The album was produced by Andrew Watt, who has worked with everyone from Ozzy Osbourne to Post Malone, which is an interesting pairing on paper. Watt brings a tendency toward clarity and warmth over studio maximalism, and that seems to suit what McCartney is going for here. “Days We Left Behind” is understated in the best possible way. It does not try to be a statement. It just sits there and breathes.
The LA shows were announced alongside the album. Details are limited, but the word “intimate” is doing real work in the press materials. For someone who has spent decades filling stadiums, a small room is a genuine choice, not a gimmick. Whether the shows stay that way or expand remains to be seen, but the intent feels clear.

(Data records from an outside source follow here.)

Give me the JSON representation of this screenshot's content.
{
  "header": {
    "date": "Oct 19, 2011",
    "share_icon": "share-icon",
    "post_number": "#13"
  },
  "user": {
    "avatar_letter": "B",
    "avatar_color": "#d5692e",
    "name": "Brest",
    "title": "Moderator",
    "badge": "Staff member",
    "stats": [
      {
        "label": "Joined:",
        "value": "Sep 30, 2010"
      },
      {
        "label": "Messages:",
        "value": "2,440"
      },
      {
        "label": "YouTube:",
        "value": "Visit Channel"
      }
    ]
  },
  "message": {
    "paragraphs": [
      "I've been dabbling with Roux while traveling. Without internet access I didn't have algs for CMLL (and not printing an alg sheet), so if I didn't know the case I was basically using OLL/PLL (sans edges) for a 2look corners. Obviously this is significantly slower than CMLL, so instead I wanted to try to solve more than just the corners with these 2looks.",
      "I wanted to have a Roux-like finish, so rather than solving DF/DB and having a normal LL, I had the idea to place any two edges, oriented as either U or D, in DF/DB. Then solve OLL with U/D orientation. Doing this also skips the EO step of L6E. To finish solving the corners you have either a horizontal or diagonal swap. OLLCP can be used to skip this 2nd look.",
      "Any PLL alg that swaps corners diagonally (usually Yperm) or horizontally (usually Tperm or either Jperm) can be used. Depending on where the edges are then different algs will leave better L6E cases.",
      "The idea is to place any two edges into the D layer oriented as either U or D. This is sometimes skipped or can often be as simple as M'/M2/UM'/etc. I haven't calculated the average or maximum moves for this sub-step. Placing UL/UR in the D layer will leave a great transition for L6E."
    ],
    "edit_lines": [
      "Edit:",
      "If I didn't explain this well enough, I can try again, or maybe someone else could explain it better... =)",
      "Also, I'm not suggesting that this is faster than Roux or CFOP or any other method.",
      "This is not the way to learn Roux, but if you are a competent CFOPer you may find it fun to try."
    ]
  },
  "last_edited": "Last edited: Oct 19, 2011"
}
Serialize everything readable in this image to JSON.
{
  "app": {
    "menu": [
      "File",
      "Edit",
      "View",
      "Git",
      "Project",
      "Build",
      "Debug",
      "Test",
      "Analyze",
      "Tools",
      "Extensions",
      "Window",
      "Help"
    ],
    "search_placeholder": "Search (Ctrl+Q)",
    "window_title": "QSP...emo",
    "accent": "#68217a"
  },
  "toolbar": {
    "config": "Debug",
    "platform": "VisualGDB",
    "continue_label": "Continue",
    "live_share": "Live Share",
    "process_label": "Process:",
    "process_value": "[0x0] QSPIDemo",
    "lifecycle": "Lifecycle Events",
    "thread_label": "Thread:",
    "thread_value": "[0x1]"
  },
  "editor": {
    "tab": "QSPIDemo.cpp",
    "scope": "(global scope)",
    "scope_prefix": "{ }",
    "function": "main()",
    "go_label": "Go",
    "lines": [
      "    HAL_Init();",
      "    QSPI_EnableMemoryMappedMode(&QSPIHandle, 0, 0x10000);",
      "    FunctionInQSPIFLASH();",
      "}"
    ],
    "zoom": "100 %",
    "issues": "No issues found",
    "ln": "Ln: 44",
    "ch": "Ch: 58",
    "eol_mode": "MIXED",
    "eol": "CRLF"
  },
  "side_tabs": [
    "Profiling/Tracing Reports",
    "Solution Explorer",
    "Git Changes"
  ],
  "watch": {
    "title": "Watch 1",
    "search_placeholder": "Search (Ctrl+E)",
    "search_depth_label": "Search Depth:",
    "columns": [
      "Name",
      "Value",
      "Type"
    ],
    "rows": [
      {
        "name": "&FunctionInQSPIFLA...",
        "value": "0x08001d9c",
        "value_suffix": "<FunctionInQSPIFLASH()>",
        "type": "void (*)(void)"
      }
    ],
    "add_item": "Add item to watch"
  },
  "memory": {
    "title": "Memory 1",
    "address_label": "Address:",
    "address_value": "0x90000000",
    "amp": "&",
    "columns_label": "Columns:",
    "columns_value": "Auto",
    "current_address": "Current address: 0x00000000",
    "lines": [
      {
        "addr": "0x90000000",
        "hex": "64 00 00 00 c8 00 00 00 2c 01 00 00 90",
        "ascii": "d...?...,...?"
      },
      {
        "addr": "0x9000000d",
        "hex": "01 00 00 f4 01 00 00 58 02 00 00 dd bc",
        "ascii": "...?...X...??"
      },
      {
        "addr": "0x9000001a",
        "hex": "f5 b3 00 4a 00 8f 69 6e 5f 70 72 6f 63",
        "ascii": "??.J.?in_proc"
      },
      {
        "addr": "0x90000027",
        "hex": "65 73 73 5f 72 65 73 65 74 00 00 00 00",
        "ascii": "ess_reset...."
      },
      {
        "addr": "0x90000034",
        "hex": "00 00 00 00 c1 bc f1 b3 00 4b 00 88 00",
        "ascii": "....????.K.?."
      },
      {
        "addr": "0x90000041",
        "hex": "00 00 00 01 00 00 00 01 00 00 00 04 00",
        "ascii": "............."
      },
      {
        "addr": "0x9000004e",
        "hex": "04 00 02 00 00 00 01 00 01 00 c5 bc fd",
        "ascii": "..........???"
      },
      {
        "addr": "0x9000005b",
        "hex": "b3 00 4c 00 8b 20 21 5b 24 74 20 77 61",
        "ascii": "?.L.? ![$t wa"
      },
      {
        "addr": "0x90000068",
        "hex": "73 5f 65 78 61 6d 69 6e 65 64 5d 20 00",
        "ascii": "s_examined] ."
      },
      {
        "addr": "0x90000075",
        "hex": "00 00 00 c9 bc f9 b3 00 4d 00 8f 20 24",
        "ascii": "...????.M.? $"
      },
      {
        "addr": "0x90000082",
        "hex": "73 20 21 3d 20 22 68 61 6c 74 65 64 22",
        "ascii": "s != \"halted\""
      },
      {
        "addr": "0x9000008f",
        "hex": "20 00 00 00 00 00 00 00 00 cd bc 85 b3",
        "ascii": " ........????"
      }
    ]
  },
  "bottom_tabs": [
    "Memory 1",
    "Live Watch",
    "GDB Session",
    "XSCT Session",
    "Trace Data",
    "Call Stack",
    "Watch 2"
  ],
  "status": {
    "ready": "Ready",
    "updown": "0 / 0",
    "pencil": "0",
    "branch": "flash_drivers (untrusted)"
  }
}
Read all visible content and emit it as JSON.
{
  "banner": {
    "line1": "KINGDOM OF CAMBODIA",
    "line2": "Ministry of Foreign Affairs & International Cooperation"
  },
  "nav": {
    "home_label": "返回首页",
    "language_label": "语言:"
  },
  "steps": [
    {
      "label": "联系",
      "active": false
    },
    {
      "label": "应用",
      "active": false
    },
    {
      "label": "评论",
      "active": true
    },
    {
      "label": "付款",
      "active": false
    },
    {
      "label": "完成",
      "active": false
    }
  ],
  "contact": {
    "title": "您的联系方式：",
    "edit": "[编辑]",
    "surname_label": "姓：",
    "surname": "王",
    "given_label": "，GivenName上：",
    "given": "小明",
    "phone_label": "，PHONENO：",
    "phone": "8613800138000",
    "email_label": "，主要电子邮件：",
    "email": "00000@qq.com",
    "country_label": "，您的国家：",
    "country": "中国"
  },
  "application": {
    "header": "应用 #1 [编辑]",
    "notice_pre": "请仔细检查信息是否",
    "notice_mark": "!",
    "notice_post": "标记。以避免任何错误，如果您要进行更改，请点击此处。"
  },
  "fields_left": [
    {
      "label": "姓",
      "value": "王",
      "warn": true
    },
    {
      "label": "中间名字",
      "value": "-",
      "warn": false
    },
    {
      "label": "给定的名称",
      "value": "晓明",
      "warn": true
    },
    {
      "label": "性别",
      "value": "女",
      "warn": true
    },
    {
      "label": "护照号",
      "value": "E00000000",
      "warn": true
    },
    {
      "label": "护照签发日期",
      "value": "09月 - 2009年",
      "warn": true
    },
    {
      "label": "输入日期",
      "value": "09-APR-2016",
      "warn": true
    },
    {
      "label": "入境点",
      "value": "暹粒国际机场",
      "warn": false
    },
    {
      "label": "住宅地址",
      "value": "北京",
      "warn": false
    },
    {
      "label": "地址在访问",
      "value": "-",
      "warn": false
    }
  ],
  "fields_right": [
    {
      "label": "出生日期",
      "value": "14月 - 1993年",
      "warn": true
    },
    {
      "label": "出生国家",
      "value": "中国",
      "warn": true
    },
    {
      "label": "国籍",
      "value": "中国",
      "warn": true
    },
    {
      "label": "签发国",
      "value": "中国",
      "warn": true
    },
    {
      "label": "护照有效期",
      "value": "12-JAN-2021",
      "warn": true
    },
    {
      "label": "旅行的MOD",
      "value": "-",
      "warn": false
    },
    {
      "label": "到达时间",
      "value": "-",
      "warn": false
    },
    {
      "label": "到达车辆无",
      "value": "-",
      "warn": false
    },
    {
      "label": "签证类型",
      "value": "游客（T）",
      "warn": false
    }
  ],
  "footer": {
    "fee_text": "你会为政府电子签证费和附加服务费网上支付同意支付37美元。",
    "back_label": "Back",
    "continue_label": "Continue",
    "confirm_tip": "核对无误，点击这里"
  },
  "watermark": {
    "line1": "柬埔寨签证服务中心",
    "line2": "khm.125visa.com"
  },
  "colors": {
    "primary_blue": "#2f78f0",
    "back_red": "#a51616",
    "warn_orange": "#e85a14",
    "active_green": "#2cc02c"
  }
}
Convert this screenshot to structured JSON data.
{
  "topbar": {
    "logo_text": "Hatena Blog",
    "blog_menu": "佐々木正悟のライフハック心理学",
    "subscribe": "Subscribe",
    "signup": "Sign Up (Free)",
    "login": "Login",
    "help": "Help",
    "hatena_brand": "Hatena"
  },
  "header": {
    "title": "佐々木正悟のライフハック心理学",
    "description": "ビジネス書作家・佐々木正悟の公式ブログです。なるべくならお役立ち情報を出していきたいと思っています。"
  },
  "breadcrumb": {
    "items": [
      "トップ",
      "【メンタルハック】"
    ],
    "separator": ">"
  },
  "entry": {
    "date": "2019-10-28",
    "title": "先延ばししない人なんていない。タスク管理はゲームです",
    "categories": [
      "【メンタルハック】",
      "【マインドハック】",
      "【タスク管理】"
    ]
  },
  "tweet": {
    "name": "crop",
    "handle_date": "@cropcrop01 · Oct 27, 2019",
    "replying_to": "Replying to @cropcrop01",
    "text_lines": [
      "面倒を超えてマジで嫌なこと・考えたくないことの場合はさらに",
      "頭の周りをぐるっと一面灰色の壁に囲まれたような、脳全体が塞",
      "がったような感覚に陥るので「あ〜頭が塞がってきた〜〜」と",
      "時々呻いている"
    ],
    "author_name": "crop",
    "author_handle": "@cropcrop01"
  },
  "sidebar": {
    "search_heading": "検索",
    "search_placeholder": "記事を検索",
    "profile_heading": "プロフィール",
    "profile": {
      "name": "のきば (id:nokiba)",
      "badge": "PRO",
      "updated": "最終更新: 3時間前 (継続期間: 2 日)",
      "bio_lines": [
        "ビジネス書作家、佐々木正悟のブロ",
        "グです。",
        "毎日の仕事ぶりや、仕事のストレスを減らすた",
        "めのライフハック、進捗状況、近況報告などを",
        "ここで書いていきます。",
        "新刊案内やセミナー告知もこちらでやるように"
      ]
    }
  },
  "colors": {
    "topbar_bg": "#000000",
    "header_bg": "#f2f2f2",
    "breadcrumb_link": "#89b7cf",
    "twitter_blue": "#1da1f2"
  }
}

McCartney has not released a solo album since Egypt Station in 2018, which became his first US number-one album in 36 years. That record was also produced by someone unexpected, Greg Kurstin, and surprised people by being genuinely good rather than a late-career obligation. The Boys of Dungeon Lane sounds like it is coming from a similar place, except this time the subject matter is more closed, more specific. Less interested in proving anything to anyone and more interested in getting something down on tape while there is still time to tell it exactly right.
There is something worth watching in how artists at McCartney’s stage of career choose to handle the archive of their own lives. The Beatles catalog is so enormous and so over-documented that anything he makes now exists in direct conversation with all of it. A song about young Paul walking Liverpool streets with young John is never just that. It lands differently when the person singing it is 83 years old and still out here making records.
“Days We Left Behind” is a good song. That is the most important thing, and it should not get buried under everything else. It earns the nostalgia it invokes instead of coasting on it. May 29 is not far away.